株式会社ニッピは、従来の課題であった「高濃度かつ高精細な造形」を克服するコラーゲン由来の3Dバイオインクを開発した。本製品は室温での安定造形を実現し、複雑な三次元組織モデルの構築や移植・創薬研究への応用が期待されている。特許技術を基盤とした独自性の高い製品であり、2025年内の発売を予定している。(上部画像はニッピのプレスリリースより。出典:ニッピ)

開発の背景

3Dバイオプリンティングは、臓器や組織の複雑な構造を再現する技術として注目されている。特にコラーゲンは高い生体適合性と分解吸収性を有することから医療材料として有望であるが、造形後の形状保持の困難さや温度管理の煩雑さが課題であった。

技術的特徴と従来品との違い

新製品は独自技術により、従来の1~7%濃度を超える10%以上の高濃度化に成功した。内径0.2mmの細径ノズルからも安定して吐出でき、さらに室温で造形可能である。これにより、温度制御を必要とする従来のコラーゲンバイオインクの欠点を克服し、高精細な三次元構造を容易に形成できるようになった。

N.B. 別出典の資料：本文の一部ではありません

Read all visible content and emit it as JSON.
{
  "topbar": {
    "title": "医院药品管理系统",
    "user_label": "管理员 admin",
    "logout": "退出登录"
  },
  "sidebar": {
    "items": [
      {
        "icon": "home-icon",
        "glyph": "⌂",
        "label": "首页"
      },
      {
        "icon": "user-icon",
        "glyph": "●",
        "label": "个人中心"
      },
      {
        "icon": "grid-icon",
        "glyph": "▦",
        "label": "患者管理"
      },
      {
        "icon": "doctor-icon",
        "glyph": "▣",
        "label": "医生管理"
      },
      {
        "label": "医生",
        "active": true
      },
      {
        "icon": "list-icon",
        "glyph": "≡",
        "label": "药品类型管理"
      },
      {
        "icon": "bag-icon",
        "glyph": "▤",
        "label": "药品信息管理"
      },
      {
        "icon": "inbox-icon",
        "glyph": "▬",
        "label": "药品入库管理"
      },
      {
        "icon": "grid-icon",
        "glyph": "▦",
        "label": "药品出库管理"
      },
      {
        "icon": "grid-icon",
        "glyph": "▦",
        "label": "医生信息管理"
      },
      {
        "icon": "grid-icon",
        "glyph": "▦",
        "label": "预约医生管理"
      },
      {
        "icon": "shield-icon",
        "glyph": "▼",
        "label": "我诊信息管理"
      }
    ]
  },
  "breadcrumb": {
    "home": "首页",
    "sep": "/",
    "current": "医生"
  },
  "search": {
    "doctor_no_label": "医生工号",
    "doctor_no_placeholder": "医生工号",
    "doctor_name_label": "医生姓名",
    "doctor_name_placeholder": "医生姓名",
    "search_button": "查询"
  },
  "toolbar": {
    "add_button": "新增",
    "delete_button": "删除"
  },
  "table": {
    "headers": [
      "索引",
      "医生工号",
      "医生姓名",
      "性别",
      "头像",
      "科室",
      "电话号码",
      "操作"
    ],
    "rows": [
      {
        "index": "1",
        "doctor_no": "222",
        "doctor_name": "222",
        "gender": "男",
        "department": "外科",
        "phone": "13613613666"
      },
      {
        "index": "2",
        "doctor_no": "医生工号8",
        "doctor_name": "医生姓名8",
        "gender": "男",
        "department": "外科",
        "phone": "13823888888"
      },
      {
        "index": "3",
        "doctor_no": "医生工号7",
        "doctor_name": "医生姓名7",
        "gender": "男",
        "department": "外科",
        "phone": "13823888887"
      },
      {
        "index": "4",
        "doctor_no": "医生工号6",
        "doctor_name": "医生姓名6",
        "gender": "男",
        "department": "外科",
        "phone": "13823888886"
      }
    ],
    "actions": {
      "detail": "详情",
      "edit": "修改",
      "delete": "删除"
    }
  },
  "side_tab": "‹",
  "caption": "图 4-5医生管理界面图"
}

コラーゲンバイオインク(調製済)の外観:15%濃度に調製した本製品は、細径ノズルからスムーズに吐出することが可能だという。
コラーゲンバイオインク(調製済)の外観:15%濃度に調製した本製品は、細径ノズルからスムーズに吐出することが可能とのこと。(出典:ニッピ)

製品仕様と用途

製品名は「コラーゲンバイオインク」(商品コード:892271)で、ブタ真皮由来ペプシン可溶化コラーゲン(NMPコラーゲンPS)を原料としている。形態はシリンジ充填の凍結乾燥物(0.3g)で供給される。用途は三次元組織モデルの構築に加え、移植用材料、ドラッグデリバリーシステム担体など幅広い。

3Dプリンターによる組織構造体の造形

ヒト組織様構造として、半月板、大腿骨、鼻、耳を3Dバイオプリンターで造形した。設定した3Dデータに基づき、各構造を高精細に再現できている。半月板、大腿骨は造形後に凍結乾燥を施している。

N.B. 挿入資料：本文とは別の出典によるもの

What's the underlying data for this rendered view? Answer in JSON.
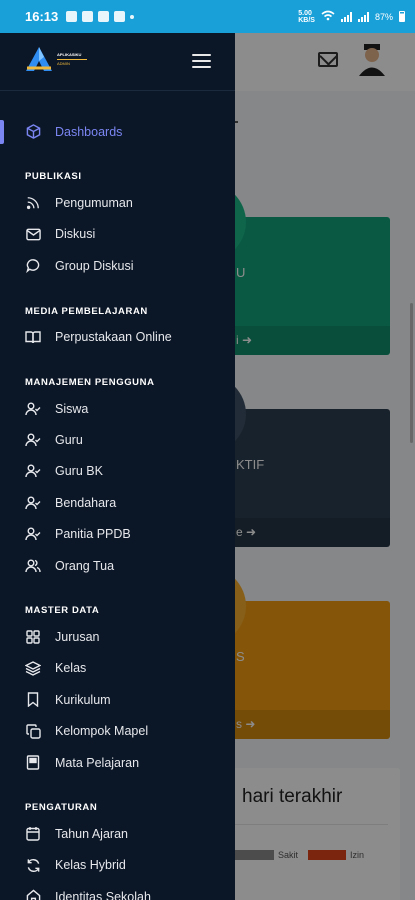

ヒト組織様構造体の造形:ヒト組織様構造として、半月板、大腿骨、鼻、耳を3Dバイオプリンターで造形した。設定した3Dデータに基づき、各構造を高精細に再現できている。半月板、大腿骨は造形後に凍結乾燥を施している。
ヒト組織様構造体の造形(出典:ニッピ)

細胞含有3D構造体の造形と培養

15%インクを調製後、細胞懸濁液と混ぜ合わせ、細胞含有10%インクを調製した。これを用いて、格子形状シート構造を造形し、培養を行った。約1週間後も造形物の形状は維持できており、造形物内に細胞が局在し、生存していることが確認された。

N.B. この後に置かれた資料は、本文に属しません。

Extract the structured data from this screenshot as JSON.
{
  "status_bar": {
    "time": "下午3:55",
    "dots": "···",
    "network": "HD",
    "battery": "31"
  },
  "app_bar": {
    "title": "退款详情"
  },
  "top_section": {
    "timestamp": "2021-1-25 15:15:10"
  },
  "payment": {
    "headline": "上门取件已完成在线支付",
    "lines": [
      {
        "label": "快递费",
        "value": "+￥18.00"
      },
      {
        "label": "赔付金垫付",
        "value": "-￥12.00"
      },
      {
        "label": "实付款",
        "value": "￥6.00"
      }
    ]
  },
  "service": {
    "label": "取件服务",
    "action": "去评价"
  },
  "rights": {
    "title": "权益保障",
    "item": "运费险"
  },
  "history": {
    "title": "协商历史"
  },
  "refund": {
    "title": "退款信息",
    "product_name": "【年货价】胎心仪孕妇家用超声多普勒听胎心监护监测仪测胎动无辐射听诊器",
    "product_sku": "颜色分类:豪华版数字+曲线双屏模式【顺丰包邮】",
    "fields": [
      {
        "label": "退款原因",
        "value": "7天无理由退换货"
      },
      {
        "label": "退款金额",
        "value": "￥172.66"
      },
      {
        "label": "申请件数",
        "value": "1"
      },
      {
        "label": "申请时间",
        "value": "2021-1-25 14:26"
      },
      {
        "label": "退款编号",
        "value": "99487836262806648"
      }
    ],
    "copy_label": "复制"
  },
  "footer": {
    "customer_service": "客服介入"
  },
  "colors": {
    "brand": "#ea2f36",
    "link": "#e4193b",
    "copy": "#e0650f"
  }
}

細胞含有3D構造体の造形と培養:15%インクを調製後、細胞懸濁液と混ぜ合わせ、細胞含有10%インクを調製した。これを用いて、格子形状シート構造を造形し、培養を行った。約1週間後も造形物の形状は維持できており、造形物内に細胞が局在し、生存していることが確認された。
細胞含有3D構造体の造形と培養。(出典:ニッピ)

医学・創薬分野への貢献

高濃度による剛性向上で造形時の潰れを防ぎ、サポート材不要の積層も可能である。さらに高精細な造形を実現し、中性pHのため細胞を直接混合できる。これにより研究者や臨床現場での実用性が高まり、再生医療や創薬研究の加速に資すると考えられる。

今後の展望

本製品は特許技術に基づき独自性を有しており、2025年内に発売予定である。ニッピは本インクを通じて医学・創薬分野の発展に寄与するとともに、将来的な移植医療への応用を視野に研究開発を推進していく方針である。